Gita Gopinath highlights how the US fixation on tariffs and deficits is eroding the dollar’s anchor status (“America risks financial credibility with payments deficit obsession”, Opinion, March 12). Yet the deeper fracture is visible in two parallel developments: the petrodollar’s unravelling amid the Iran conflict and gold’s dizzying surge past $5,000 an ounce.

Bretton Woods once tied the dollar to gold at $35 an ounce. The so-called Nixon shock of 1971 when President Richard Nixon announced his “new economic policy”, a programme “to create a new prosperity without war”, replaced the dollar anchor with oil.

Today, Iran’s defiance — selling oil in yuan, rupees and even barter — along with Saudi Arabia’s quiet diversification, is dismantling that system. The 2026 war has accelerated this shift: oil-rich states now hedge against US sanctions and regime change risks, exactly as Gopinath fears for the broader US net international investment position (NIIP) which has deteriorated sharply to a negative 50 per cent of GDP.
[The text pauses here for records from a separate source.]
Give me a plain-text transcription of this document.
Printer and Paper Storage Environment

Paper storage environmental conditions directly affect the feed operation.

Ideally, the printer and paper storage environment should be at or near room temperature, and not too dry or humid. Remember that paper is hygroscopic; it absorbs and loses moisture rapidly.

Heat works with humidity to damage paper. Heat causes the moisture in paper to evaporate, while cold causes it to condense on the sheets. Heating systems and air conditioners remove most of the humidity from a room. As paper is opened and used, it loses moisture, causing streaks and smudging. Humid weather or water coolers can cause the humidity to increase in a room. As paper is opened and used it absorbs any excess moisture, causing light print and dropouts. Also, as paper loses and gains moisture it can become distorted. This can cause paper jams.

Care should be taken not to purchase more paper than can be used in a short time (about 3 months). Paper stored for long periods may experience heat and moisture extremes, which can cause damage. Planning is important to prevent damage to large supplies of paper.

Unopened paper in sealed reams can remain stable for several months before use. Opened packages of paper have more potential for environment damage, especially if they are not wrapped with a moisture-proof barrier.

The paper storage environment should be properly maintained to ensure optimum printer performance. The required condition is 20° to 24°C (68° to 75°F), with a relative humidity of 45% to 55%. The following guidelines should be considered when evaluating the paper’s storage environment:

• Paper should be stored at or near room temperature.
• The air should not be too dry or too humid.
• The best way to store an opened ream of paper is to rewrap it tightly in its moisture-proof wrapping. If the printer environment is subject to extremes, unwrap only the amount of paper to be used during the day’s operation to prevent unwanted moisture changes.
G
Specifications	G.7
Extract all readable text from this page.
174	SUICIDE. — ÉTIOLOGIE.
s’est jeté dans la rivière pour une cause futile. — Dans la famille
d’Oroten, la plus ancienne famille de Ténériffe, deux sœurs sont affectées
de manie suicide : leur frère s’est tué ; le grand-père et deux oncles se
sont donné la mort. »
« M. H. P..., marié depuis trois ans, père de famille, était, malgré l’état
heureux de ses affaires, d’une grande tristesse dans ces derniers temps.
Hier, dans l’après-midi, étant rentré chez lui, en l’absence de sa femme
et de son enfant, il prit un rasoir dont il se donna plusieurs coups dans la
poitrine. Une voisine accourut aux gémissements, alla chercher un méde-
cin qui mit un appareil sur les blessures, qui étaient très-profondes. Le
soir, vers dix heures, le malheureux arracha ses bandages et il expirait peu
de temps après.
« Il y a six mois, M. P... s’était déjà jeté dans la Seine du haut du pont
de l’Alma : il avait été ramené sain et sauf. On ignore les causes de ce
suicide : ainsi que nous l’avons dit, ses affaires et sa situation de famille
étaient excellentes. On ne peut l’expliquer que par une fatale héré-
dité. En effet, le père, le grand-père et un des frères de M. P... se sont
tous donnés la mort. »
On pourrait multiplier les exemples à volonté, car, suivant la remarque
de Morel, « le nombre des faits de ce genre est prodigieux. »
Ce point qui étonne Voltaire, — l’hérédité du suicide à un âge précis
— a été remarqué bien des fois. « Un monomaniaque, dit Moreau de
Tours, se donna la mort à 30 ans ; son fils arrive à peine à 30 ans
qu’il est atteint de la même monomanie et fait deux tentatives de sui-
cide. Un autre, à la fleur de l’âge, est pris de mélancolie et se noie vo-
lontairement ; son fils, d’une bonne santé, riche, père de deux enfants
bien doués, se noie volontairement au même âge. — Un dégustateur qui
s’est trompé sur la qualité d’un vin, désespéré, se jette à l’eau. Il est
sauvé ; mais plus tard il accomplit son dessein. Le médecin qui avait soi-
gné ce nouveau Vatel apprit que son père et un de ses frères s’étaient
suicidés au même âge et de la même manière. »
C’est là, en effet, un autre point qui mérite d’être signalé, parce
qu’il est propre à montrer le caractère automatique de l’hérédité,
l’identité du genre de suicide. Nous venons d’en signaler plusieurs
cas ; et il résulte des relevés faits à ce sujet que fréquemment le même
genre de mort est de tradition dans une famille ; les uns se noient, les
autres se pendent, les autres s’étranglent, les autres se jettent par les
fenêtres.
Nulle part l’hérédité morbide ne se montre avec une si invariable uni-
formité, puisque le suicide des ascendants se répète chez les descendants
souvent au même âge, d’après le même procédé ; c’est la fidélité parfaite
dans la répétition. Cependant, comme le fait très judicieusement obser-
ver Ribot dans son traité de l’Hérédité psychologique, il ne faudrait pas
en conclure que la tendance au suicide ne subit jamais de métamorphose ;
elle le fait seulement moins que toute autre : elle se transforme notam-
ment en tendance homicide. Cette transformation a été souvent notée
Gold’s record run is no coincidence. It reflects investors fleeing a dollar whose credibility is fraying under erratic policy and persistent trade deficits. When the world’s reserve currency must be defended by tariffs rather than trust, de-dollarisation accelerates. Europe, China and the global south are already exploring alternatives, while Brics nations (Brazil, Russia, India, China and South Africa) quietly build non-dollar payment channels.

The lesson is clear — the dollar’s supremacy was never guaranteed. It was earned through stability. Washington’s current path risks turning today’s privilege into tomorrow’s liability.